While investigating a fairly straightforward case of a shape-shifting interdimensional child predator, Dave, John, and Amy realized there might actually be something weird going on. Together, they navigate a diabolically convoluted maze of illusions, lies, and their own incompetence in an attempt to uncover a terrible truth that they - like you - would be better off not knowing. Your first impulse will be to think that a story this gruesome – and, to be frank, stupid – cannot possibly be true. That is precisely the reaction “They” are hoping for.
PUBLISHERS WEEKLY
Wong's wildly mind-bending third installment (after This Book Is Full of Spiders) of the adventures of protagonist David Wong is filled with the humorous horror readers have come to expect.
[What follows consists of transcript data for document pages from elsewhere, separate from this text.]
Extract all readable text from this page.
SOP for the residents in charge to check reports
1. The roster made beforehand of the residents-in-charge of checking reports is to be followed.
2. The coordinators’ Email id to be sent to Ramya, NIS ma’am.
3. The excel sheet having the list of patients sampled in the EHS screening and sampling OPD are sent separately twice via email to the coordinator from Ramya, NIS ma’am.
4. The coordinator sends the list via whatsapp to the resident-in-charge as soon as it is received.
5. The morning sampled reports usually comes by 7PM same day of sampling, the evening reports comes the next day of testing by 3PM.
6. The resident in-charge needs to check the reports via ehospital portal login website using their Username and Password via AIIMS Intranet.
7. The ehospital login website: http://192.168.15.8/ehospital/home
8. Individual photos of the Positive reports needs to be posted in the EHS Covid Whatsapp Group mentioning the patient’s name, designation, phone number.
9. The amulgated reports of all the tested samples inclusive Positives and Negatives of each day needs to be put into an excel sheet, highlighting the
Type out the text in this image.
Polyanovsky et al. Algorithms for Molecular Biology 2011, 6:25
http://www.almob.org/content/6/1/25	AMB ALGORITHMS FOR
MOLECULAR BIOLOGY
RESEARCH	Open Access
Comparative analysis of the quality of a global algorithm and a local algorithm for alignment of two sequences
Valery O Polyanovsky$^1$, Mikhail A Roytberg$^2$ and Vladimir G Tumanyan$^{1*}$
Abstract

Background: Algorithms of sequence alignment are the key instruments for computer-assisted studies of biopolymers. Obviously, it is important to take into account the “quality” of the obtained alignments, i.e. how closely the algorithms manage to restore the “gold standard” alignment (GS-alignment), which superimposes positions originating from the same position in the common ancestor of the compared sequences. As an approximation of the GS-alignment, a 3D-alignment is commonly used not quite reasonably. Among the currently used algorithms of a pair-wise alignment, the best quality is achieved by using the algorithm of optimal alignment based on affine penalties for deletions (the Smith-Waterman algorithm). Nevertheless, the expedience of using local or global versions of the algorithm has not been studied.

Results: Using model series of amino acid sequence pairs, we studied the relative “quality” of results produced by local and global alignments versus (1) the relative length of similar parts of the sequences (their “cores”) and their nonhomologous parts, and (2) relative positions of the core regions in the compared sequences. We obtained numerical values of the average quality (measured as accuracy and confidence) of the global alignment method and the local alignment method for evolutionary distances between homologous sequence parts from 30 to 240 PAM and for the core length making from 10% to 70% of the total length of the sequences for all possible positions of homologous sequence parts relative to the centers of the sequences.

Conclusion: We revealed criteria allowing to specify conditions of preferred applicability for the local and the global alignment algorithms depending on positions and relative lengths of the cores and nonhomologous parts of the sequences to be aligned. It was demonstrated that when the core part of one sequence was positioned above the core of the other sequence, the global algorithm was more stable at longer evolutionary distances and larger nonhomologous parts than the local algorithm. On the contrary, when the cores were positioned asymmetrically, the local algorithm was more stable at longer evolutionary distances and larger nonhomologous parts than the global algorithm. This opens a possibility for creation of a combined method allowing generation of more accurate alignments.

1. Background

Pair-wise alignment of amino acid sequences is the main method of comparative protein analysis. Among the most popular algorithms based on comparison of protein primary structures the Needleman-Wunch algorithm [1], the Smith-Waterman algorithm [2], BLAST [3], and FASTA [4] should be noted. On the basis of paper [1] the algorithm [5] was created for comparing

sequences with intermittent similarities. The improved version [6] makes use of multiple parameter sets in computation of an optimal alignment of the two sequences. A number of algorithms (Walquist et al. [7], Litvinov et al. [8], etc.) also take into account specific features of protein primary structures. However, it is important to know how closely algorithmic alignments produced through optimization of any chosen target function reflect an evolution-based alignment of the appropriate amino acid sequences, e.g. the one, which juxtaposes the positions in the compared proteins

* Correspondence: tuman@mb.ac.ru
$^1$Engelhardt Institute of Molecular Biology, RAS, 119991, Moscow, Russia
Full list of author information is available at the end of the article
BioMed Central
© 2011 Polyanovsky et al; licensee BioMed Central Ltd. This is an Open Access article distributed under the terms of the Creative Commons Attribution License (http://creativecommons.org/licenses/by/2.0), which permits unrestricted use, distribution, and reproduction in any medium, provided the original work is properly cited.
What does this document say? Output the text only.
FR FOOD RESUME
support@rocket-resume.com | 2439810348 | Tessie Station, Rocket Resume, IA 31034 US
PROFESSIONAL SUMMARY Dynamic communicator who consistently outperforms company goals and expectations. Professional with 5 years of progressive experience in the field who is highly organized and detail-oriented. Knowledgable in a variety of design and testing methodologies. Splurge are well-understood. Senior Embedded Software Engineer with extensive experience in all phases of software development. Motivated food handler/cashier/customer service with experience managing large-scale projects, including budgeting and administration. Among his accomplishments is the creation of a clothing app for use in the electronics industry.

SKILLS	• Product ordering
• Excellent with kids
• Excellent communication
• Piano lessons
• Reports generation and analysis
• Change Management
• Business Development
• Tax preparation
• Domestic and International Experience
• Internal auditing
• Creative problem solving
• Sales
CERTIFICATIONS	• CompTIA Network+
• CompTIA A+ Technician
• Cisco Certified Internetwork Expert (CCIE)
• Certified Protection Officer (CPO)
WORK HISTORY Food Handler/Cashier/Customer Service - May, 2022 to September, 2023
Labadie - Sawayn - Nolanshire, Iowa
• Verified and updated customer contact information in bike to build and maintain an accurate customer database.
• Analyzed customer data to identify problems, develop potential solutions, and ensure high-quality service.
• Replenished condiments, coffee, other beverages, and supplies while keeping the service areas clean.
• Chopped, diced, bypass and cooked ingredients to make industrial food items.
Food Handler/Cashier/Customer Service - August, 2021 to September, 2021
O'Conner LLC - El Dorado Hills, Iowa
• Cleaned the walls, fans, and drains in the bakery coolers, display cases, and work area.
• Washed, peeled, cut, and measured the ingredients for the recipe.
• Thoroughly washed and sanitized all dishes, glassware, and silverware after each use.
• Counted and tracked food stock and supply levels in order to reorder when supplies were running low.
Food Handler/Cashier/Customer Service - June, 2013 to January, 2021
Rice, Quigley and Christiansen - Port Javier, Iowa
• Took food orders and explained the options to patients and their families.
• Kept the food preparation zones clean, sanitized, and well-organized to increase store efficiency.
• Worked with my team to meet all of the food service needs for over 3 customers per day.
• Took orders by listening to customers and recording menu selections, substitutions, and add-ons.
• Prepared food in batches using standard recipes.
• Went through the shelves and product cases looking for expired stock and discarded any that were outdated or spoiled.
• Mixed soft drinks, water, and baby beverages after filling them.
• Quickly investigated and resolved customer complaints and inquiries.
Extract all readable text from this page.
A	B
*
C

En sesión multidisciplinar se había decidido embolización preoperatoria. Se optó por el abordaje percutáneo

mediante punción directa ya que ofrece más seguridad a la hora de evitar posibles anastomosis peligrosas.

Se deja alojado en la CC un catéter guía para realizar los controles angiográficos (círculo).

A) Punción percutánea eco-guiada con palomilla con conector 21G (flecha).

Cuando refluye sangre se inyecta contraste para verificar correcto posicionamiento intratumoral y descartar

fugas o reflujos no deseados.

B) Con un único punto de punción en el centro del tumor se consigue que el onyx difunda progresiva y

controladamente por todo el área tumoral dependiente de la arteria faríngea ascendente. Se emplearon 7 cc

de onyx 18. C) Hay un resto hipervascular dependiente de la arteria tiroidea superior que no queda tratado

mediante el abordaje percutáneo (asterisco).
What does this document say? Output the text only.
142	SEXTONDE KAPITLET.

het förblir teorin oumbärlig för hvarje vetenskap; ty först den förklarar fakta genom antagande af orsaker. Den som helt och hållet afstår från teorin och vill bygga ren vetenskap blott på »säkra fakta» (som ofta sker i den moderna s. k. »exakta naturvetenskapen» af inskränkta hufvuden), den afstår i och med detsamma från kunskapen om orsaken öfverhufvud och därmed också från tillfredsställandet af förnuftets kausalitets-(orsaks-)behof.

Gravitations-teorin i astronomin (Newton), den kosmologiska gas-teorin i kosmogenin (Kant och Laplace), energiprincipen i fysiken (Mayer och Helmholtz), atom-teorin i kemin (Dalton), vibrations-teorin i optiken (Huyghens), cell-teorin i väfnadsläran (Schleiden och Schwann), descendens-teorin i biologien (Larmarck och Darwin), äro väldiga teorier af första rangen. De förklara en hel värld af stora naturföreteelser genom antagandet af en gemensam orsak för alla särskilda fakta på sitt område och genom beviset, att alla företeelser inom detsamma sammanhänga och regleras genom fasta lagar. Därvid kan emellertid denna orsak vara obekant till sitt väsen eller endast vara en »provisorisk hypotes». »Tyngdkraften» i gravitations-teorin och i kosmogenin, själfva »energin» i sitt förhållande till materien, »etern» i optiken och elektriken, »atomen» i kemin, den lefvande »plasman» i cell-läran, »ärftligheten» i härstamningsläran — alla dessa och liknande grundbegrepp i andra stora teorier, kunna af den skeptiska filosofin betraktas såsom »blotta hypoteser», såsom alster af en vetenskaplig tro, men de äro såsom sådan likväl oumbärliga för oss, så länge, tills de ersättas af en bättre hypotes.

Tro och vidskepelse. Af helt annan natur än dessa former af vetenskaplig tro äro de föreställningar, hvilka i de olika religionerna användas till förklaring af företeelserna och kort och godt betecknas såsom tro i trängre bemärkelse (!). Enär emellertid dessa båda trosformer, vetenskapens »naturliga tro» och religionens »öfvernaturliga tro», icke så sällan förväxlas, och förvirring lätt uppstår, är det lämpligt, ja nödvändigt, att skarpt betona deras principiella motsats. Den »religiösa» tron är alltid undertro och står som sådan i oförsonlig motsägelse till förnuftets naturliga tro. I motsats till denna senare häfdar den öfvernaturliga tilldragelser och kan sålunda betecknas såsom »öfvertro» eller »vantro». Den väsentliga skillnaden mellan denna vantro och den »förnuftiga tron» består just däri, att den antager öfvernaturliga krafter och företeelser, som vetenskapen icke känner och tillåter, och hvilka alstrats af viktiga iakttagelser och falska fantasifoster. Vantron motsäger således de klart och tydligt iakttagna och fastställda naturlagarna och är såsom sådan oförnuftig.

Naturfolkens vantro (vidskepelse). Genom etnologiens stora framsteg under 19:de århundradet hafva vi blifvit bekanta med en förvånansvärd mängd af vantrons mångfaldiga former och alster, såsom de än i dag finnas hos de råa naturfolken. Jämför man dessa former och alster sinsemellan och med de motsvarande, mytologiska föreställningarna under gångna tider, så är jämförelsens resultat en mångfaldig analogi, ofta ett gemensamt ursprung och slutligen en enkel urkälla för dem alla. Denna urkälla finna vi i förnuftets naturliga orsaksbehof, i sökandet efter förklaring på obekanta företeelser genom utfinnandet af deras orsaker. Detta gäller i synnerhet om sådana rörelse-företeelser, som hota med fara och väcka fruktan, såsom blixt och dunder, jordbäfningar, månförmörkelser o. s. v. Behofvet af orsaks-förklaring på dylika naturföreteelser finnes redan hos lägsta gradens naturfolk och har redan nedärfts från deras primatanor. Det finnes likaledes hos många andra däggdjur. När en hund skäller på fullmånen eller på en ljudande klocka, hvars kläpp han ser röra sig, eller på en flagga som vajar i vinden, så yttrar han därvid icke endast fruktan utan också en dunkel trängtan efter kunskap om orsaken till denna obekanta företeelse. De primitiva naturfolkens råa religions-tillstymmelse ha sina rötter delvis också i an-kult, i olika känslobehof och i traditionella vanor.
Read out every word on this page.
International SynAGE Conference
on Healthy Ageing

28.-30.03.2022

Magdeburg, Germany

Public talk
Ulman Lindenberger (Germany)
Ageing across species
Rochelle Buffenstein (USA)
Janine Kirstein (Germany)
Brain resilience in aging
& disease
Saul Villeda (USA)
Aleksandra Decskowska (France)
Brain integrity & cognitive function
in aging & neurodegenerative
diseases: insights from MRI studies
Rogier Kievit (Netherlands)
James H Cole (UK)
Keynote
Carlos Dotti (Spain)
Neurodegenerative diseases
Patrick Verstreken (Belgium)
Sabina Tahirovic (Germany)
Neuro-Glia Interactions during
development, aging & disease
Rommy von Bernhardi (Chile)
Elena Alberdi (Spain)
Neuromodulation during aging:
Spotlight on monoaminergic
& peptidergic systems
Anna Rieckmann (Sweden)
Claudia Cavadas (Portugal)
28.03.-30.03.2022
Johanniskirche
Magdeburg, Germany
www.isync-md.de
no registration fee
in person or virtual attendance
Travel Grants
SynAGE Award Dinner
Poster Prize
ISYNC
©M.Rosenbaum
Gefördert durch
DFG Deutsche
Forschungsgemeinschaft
David; his girlfriend, Amy; and his friend, John, are still living in the town of Undisclosed, so referred to for "privacy reasons." Their lives have slowly returned to something resembling normal after their previous brushes with the weird, and all seems well until their expertise is requested on the case of a missing child. What follows is a rapid descent into brilliantly convoluted psychological terror, action, and suspense with a few brief forays into the inner workings of the human mind. When the culprit is revealed to be a shape-shifting entity with questionable motives, and 10 more children go missing, the trio must do battle with an enraged father, a shadowy government organization, a mysterious bat-human hybrid creature called the Batmantis, and their own metaphorical inner demons. While the story gleefully wallows in absurdity, thoughtful themes of addiction, perception, and the drive to do the right thing quickly emerge beneath the vivid and convoluted imagery. The plot's rapid pace holds the reader's attention to the truly bitter end.